Good to know you're still going strong CJ

And second the compliments to David for speaking truth to power

rx drugs

This war on pain patients like myself , is causinvery people who we thank for allowing us our freedomnest citizens to turn to the streets , for opiate pain control we can no longer get through our dr.s who for fear, will not prescribe any type of pain meds. The alternative? Suicide is preferable to some who can no longer live in the unrelenting pain. But as we know, the drug war is oh so lucrative to the powers that be, and to end it, would mean the end to their jobs!  Oh no, cant have that! The banks for one would run out of money, as well as the government jobs produced by the war, would actually have to work and give up the cushy jobs.

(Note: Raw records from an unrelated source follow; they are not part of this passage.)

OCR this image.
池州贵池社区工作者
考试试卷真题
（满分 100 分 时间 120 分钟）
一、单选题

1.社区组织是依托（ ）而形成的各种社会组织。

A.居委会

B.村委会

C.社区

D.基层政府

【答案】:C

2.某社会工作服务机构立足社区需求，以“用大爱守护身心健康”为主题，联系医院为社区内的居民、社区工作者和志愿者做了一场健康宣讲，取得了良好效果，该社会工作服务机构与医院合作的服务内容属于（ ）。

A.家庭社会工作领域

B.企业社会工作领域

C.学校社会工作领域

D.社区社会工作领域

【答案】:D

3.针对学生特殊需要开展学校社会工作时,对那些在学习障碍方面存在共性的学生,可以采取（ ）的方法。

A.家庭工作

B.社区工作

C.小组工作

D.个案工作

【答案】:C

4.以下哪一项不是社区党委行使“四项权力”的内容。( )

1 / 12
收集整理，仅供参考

But, behold, all, the lowly honest citizen in pain each and every hour of every day now has to give up on functioning as a productive tax paying citizen, and being part of their families lives so we may make sure the addicts are sent to rehab, at what cost, benefiting whom? The person whos only crime is that they have pain, chronic pain , are being led to what amounts to torture. The very service men n women, without which,we would not have any freedoms, are left to suffer, after fighting, some in chronic pain, who are being told to deal with it, suck it up etc.. Really..? No one is immune it seems. Seniors like myself who suffer from age related diseases, older and let to suffer needlessly when there are many solutions available, but chosen not to be given..   Why and how is it the government  gets to decide who should be in pain? So much suffering, needlessly. We are not drug addicts, only wish to be an active part of the human race, so why is it, they decide , if, how much, if at all, and tell our drs how to do their job. Isnt running the country enough power for them? But now they control all  matters, plus, push us into the direction, they want us to live, what to put into our bodies, as long as it benefits them, without consideration of us. Let the drs be drs, and allow them to use their education and experience to decide how to help us. We are warriors of pain, not abusers of meds.